Whilst formation of protrusions is a key element of cellular motility, it is equally critical that these newly created extensions also adhere and attach to the substratum, as their inability to do so result in their rearward movements in waves due to cellular tension [80]. Nascent adhesions are the first observable adhesive structures established in the lamellipodium [72, 81]. Their transient nature will force them to either disassemble quickly or mature into larger complexes known as focal adhesions which reside at the boundary of the lamellipodium and lamellum [82]. Actomyosin contraction is the main regulator that controls nascent adhesion enlargement [72]. This initial interaction with the extracellular environment will in turn induces activation of downstream effectors transmitted to the plasma membrane to encourage further integrin adhesion and clustering through their activation as well as changes in confirmation of extracellular matrix proteins [83]. Following on from this integrin activation, other downstream cellular pathways are also instigated; these lead to the recruitment, in a force dependent manner, of numerous framework and adaptor proteins which associate to form an adhesome [84]. Indeed mechanical stretch generated during this process induces changes in structural protein configurations, thereby encouraging binding of certain factors to other partners, as is the case for paxillin, vinculin, talin and actin, three essential component of the adhesome/adhesion complex [85, 86] (Figure 4).

Figure 4.
Myosin IIA expression in Cos7 cells regulates actin fiber formation and focal adhesion maturation. (A) Regulation of the actin organisation in Cos7 cells in the presence of NMMIIA. Cos7 cells were seeded into 24 well plates and left to incubate for 24 h.

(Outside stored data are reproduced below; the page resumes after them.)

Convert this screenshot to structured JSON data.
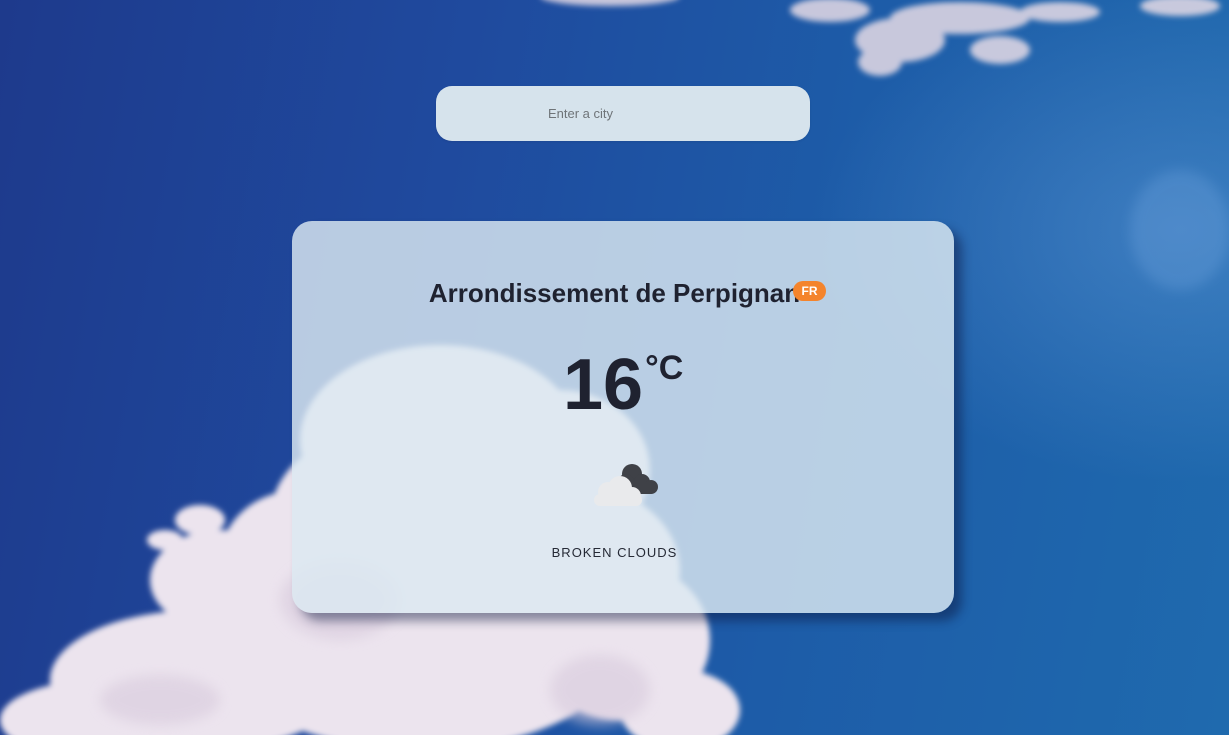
{
  "search": {
    "placeholder": "Enter a city",
    "value": ""
  },
  "weather": {
    "city": "Arrondissement de Perpignan",
    "country": "FR",
    "temperature": "16",
    "unit": "°C",
    "icon": "broken-clouds-icon",
    "description": "BROKEN CLOUDS"
  },
  "colors": {
    "sky_blue": "#1f4a9e",
    "card_background": "#dce9f2",
    "country_badge": "#f4842c",
    "text_dark": "#1f2230"
  }
}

Cells were washed and fresh medium without antibiotics were added into each well 4 h prior to adding transfection mixture containing either the empty PeGFP-C3 plasmid (green cells labelled as A’) or the PeGFP plasmid expressing NMMIIA (green cells labelled B’). Following a 48-h incubation, cells were fixed, permeabilised and stained either for actin (Phalloidin-rhodamine (red)) prior to mounting and viewing by epifluorescence microscopy. Note that the expression of NMMIIA leads to significant increases in stress fibres formation (B’ where both NMMIIA and actin colocalise). (B) Focal adhesion organisation in Cos7 cells in the presence of NMMIIA. Cells grown as above were transfected with an empty PeGFP-C3 plasmid (green cells labelled as C’) or the PeGFP plasmid expressing NMMIIA (green cells labelled D’) prior to fixing, permeabilisation and immunostaining for paxillin using a mouse anti-paxillin primary antibody and a secondary anti-mouse rabbit Alexa-568 secondary antibody (red), prior to mounting and viewing by epifluorescence microscopy. Note that the expression of NMMIIA leads to significant increases in formation of paxillin cluster at the end of the myosin fibres (D’ where paxillin foci are seen).

NMMII cross-linking and contractile functions to remodel the actin cytoskeleton are regulated by phosphorylation of (1) regulatory light chains (RLC), (2) heavy chains (HC) and (3) myosin’s ability to assemble into filaments. The RLC polypeptide can be specifically phosphorylated at different regulatory sites. The most prominent site is Ser19, leading, when phosphorylated, to a significant increase in ATPase activity of the head domain in the presence of actin [87]. Phosphorylation sites in the C-terminus of the myosin heavy chain have also been identified, although the true implications of such changes in ATPase activity remain unclear. Regulation of the reversible phosphorylation of specific residues is obtained through the activation of different kinases and phosphatases, depending on the residues considered. Whilst phosphorylation at residue Ser19 will be regulated by MLCK (myosin light chain kinase) and MYPT1 (myosin phosphatase target subunit 1), the most prominent examples, respectively [88, 89], the C-terminal region of the myosin heavy chain is directly targeted by kinases such as TRPM7 (transient receptor potential cation channel subfamily M member 7) and PKC (protein kinase C) [77, 90].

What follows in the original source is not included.